Mit dem Entscheid der Bundesversammlung vom 19. Juni 2020 sowie der am 8. Oktober 2020 ungenutzt abgelaufenen Referendumsfrist endete ein langjähriger politischer Prozess rund um die komplette Revision des Aktienrechtes und die Änderungen weiterer Bestimmungen des Obligationenrechtes (OR). Seither wurden bereits Teile davon in Kraft gesetzt. So beispielsweise die Bestimmungen zu den Geschlechterrichtwerten per 1. Januar 2021 bei Publikumsgesellschaften (Pflicht zur Begründung, wenn nicht beide Geschlechter mit mindestens 30 % im Verwaltungsrat und 20 % in der Geschäftsleitung vertreten sind). Die restlichen Änderungen sollen en bloc in Kraft treten. Aufgrund der Flexibilisierung der Gründungs- und Kapitalvorschriften wird auch eine Anpassung der Handelsregisterverordnung nötig. Dies hat zur Folge, dass mit der Einführung der restlichen revidierten Aktienrechtsbestimmungen nicht vor 2023 zu rechnen ist.
Wichtigste Änderungen
Bei der Revision wird ein Grossteil der Artikel des 26. Titels des Obligationenrechts – Die Aktiengesellschaft – geändert. Stichwortartig können die folgenden wesentlichen Änderungen und Neuerungen genannt werden:
- das Aktienkapital kann neu auch in ausländischer Währung liberiert werden;
- Möglichkeit zur Einführung eines Kapitalbandes, das +/- die Hälfte des eingetragenen Aktienkapitals umfasst.
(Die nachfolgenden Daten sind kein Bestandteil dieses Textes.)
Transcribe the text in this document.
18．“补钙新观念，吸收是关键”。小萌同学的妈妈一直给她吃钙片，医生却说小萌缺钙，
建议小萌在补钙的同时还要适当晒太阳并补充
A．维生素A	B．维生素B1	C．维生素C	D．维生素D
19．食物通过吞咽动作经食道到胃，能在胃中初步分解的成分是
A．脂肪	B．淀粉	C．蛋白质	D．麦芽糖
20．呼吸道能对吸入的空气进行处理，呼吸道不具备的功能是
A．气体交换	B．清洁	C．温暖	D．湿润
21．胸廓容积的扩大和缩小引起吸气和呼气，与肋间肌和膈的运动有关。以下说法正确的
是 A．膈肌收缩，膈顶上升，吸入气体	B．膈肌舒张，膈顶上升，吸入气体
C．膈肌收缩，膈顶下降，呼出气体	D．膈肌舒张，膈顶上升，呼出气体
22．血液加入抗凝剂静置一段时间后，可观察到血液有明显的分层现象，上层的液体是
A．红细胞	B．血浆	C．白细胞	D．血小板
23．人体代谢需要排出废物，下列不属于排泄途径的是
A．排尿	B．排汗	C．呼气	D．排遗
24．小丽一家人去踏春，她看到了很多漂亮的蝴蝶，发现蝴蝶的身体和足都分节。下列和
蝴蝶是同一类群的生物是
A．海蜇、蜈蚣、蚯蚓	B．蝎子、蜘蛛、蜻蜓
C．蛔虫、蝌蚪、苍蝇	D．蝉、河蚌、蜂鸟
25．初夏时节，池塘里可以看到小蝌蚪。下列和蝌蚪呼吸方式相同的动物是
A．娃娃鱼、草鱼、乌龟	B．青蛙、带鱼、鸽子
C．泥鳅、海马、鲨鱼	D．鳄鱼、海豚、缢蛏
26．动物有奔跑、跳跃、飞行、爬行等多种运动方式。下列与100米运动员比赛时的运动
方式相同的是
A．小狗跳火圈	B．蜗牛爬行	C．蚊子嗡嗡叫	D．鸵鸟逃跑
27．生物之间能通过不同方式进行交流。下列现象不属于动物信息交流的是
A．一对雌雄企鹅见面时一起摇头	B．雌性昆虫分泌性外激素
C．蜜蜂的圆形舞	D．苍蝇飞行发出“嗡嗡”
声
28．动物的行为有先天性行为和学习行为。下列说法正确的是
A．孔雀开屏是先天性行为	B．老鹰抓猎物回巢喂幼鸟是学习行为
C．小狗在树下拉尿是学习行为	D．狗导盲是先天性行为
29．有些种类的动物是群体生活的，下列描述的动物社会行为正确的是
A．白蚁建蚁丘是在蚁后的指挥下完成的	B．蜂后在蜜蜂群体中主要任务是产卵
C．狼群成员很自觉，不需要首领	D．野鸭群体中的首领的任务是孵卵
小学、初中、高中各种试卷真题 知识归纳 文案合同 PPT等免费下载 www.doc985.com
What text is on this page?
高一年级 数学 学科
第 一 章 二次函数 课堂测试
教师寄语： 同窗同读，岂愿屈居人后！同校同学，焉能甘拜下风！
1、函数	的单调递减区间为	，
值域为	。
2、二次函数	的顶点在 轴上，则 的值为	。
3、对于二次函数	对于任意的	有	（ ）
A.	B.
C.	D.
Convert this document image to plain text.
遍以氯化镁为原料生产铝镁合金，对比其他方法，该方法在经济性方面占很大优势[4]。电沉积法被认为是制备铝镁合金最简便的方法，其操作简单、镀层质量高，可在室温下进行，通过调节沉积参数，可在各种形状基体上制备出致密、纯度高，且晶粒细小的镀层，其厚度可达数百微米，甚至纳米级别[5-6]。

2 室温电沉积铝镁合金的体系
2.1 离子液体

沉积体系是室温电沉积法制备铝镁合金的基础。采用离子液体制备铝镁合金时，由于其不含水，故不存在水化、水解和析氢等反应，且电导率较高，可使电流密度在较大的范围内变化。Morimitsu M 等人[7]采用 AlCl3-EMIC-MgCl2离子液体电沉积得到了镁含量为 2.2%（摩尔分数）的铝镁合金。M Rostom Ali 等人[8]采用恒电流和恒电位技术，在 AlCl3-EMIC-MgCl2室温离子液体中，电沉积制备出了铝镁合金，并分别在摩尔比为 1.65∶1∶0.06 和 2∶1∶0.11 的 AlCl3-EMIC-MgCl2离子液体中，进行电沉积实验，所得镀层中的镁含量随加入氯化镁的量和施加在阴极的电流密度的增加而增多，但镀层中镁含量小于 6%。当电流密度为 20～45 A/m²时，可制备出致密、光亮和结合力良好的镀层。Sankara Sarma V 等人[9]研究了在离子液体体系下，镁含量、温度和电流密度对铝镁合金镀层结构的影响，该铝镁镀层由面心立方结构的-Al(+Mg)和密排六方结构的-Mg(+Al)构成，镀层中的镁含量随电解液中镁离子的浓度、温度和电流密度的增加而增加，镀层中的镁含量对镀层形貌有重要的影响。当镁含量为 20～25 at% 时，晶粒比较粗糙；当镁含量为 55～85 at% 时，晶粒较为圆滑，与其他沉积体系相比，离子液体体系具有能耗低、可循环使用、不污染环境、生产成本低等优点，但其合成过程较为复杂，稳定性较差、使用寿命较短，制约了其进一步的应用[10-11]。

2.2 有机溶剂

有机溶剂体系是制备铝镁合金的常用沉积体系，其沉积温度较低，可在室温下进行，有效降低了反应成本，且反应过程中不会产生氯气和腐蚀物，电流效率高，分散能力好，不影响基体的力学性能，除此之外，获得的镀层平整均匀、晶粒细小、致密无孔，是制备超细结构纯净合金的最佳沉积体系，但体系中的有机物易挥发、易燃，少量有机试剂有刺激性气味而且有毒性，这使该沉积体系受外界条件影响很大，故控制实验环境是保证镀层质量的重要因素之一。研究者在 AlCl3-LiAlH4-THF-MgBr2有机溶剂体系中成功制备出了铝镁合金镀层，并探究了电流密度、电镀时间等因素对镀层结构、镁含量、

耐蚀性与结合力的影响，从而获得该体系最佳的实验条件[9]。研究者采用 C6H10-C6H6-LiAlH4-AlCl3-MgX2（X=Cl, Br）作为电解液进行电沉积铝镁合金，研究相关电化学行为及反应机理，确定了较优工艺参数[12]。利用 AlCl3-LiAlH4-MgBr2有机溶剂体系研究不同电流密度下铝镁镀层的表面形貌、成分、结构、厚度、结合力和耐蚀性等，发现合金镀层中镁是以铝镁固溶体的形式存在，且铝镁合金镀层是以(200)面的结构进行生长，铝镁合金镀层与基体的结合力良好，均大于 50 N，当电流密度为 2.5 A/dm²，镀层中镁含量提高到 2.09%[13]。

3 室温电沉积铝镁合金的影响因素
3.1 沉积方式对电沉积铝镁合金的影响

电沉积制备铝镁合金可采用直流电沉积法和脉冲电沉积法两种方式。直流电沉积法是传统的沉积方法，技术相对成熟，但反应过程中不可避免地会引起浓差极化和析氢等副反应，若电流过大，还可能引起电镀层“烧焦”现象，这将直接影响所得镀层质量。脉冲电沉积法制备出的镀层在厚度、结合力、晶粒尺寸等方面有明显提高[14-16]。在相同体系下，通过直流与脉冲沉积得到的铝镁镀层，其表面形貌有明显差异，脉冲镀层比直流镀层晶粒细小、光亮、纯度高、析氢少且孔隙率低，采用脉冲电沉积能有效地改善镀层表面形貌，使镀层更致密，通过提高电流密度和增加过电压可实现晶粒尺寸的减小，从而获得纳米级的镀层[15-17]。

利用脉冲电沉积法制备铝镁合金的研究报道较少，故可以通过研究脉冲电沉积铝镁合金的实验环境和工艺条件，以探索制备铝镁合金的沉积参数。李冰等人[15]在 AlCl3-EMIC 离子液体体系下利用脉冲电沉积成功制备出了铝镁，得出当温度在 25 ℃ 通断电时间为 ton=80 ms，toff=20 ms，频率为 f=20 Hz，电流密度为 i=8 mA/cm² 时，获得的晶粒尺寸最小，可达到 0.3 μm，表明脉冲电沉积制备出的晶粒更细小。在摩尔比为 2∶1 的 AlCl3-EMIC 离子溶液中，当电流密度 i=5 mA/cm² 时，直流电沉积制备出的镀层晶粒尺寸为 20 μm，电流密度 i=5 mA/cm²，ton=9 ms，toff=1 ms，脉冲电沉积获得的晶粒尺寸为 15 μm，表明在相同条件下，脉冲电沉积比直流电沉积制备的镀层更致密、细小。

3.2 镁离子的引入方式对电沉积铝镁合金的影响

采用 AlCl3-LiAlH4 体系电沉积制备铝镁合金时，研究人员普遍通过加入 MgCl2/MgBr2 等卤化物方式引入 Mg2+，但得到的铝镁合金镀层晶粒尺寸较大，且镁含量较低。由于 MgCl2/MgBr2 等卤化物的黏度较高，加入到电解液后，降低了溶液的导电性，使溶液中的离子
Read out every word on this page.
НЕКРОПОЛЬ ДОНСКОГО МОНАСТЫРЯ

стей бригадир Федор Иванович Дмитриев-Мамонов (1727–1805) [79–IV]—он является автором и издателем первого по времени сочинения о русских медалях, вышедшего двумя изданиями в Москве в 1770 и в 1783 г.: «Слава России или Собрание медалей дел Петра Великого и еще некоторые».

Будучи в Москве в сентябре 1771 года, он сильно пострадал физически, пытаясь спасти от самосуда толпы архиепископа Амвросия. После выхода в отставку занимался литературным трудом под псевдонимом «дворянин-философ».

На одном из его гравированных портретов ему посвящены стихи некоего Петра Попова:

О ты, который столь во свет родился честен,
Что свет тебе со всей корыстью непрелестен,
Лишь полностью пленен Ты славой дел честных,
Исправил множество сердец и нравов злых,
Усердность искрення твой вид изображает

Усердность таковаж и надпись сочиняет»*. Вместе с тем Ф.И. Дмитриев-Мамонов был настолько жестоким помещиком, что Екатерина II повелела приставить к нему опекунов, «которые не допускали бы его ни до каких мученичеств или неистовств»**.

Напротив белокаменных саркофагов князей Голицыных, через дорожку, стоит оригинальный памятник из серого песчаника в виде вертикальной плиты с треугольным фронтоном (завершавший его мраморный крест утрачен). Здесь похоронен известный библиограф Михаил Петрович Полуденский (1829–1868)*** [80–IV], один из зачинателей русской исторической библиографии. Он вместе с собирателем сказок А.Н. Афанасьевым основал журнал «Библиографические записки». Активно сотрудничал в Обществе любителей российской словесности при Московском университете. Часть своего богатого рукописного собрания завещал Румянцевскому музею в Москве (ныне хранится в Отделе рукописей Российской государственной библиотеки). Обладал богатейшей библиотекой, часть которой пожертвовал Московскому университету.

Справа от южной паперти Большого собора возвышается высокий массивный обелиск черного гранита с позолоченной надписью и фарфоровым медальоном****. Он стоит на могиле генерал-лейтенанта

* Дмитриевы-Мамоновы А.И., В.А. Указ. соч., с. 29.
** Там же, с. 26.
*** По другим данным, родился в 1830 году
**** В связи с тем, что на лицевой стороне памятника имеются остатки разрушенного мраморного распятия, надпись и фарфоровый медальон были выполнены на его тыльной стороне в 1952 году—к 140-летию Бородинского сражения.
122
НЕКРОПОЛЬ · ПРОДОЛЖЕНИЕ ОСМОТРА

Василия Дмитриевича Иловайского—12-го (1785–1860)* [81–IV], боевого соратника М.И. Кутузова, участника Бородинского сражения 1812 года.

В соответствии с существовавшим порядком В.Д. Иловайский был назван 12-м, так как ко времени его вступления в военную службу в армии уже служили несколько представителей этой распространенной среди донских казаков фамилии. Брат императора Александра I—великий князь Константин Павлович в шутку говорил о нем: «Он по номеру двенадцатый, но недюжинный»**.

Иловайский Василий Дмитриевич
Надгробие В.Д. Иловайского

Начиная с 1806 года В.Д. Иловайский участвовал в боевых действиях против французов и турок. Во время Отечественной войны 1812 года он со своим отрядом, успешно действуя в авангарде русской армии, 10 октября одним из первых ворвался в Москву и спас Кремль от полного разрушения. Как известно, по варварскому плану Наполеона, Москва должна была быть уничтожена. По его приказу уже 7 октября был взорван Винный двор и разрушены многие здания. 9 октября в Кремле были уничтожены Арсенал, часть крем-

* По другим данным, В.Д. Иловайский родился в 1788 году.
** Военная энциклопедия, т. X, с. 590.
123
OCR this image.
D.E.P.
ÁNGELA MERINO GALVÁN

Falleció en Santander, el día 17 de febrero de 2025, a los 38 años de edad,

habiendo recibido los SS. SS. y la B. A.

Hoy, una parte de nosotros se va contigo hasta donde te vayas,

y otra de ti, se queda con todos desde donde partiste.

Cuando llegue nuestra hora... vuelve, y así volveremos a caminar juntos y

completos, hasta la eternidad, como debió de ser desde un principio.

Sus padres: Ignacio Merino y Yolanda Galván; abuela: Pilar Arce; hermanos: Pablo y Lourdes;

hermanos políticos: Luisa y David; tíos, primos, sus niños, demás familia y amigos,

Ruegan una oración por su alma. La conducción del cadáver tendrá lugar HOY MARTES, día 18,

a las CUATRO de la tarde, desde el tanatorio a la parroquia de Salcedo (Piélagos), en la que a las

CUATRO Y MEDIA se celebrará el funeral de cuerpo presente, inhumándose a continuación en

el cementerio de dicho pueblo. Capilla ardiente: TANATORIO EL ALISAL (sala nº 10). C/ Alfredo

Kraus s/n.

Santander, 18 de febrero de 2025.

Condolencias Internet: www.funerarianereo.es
Damit hat der Verwaltungsrat mehr Flexibilität und Kompetenzen;
- die Verwendungsmöglichkeiten der Eigenkapitalkomponenten werden zum Teil neu geregelt. Beispielsweise wird die Reservezuweisung anders gehandhabt (und die Einteilung erfolgt analog dem Rechnungslegungsrecht);
- neue Schwellenwerte bei den Mitwirkungs- und Kontrollrechten der Aktionäre;
- neue Durchführungsmöglichkeiten der Generalversammlungen: Abhaltung einer virtuellen Generalversammlung oder die Durchführung im Ausland resp. an verschiedenen Orten;
- Möglichkeit zur Zwischendividende: Dividenden können neu auch aus Gewinnen des laufenden Geschäftsjahres ausgeschüttet werden (sog. Interimsdividenden);
- neue Pflichten des Verwaltungsrates im Zusammenhang mit drohender Zahlungsunfähigkeit, Kapitalverlust und Überschuldung.
Die beiden letzten Punkte stellen komplette Neuerungen dar und werden nachfolgend weiter erläutert.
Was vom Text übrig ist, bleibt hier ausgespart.